Cloud pricing models can be complex. In fact, it’s often difficult for public cloud users to decipher a) what they’re spending, b) whether they need to be spending that much, and c) how to save on their cloud costs. The good news is that this doesn’t need to be an ongoing battle. Once you get a handle on what you’re spending, you can automate the cost control process to ensure that you only spend what you need to.
By the way, I recently talked about this on The Cloudcast podcast – if you prefer to listen, check out the episode.
All Cloud Pricing Models Require Cost Management
The major cloud service providers – Amazon Web Services, Microsoft Azure, and Google Cloud Platform – offer several pricing models for compute services – by usage, Reserved, and Spot pricing.
The basic model is by usage – typically this has been per-hour, although AWS and Google both recently announced per-second billing (more on this next week.) This requires careful cost management, so users can determine whether they’re paying for resources that are running when they’re not actually needed. This could be paying for non-production instances on nights and weekends when no one is using them, or paying for oversized instances that are not optimally utilized.

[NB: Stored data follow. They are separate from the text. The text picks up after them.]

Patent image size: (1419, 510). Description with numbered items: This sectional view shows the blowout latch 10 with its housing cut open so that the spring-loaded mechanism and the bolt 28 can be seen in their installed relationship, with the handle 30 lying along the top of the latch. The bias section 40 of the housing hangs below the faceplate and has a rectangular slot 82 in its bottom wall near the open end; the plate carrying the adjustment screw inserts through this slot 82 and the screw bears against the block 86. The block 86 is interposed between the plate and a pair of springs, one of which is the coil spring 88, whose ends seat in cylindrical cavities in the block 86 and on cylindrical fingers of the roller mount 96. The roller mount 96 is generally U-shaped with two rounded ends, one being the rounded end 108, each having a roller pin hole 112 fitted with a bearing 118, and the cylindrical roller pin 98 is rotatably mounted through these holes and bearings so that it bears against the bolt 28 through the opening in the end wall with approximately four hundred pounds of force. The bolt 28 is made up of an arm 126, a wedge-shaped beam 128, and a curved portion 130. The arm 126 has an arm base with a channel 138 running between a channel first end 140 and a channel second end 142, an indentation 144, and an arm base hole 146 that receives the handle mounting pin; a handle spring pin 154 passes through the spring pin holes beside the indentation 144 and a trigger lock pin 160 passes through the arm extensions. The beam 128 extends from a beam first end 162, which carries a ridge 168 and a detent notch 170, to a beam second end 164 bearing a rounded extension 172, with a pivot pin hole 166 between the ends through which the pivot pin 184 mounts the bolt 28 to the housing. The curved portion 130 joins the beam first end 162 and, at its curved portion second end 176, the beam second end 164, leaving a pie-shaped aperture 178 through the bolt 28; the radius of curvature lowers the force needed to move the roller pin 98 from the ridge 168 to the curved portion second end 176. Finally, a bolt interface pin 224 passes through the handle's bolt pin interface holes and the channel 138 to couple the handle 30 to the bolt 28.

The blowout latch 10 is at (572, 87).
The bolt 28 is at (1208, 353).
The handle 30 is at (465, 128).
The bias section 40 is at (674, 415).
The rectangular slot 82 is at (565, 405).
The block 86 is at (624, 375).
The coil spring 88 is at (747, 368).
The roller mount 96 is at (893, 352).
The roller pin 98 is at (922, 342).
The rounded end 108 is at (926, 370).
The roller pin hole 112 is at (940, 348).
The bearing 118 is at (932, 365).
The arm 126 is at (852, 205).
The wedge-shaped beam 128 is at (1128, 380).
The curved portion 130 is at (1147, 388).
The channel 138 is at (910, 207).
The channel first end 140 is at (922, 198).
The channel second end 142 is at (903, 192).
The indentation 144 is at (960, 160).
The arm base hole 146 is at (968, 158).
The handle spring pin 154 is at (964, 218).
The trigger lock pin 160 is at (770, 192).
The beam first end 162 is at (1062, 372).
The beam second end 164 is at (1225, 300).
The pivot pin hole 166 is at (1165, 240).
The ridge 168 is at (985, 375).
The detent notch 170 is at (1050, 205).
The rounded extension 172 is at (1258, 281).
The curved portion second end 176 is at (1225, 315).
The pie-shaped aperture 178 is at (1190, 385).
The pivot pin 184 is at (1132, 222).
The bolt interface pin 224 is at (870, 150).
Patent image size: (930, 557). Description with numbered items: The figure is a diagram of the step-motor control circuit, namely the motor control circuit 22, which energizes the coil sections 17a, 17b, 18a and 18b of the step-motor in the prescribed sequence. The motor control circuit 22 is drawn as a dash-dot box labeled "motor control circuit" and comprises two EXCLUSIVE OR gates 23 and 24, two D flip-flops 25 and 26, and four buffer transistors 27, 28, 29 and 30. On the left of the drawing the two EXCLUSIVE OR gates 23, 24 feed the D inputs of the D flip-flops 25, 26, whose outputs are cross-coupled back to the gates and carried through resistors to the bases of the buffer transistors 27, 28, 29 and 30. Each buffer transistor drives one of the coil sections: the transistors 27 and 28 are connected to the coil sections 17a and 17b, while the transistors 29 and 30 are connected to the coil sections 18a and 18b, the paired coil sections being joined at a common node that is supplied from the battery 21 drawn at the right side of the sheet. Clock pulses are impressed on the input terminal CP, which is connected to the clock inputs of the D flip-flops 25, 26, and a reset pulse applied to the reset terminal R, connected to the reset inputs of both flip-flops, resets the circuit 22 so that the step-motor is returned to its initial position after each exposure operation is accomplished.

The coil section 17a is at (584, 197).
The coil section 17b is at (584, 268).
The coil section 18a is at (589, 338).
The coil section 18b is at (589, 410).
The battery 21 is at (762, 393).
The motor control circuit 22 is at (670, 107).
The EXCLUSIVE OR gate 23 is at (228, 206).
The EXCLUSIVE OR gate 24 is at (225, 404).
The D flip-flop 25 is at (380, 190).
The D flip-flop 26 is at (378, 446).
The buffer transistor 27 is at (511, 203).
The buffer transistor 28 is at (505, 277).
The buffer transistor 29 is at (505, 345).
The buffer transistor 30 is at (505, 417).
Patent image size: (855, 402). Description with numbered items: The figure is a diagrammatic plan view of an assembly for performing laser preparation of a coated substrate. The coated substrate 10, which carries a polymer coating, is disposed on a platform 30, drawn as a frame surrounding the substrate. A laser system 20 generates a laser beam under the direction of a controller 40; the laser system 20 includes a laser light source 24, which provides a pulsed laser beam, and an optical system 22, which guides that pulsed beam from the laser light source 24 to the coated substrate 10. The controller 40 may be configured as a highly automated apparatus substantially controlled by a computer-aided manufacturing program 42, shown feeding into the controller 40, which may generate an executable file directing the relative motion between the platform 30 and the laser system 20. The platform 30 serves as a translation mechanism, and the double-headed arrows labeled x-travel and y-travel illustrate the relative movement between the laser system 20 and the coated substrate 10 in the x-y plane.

Then there are Reserved Instances, which allow you to pre-pay partially or entirely. The billing calculation is done on the back end, so it still requires management effort to ensure that the instances you are running are actually eligible for the Reserved Instances you’ve paid for.
As to whether these are actually a good choice for you, see the following blog post: Are AWS Reserved Instances Better Than On-Demand? It’s about AWS Reserved Instances, although similar principles apply to Azure Reserved Instances.
Spot instances allow you to bid on and use spare compute capacity for a cheap price, but their inherent risk means that you have to build fault-tolerant applications in order to take advantage of this cost-saving option.
However You’re Paying, You Need to Automate
The bottom line is that while visibility into the costs incurred by your cloud pricing model is an important first step, in order to actually reduce and optimize your cloud spend, you need to be able to take automated actions to reduce infrastructure costs.
To this end, our customers told us that they would like the ability to park instances based on utilization data. So, we’re currently developing this capability, which will be released in early December. Following that, we will add the ability for ParkMyCloud to give you right sizing recommendations – so not only will you be able to automatically park your idle instances, you’ll also be able to automatically size instances to correctly fit your workloads so you’re not overpaying.
Though cloud pricing can be complicated, with governance and automated savings measures in place, you can put cost worries to the back of your mind and focus on your primary objectives.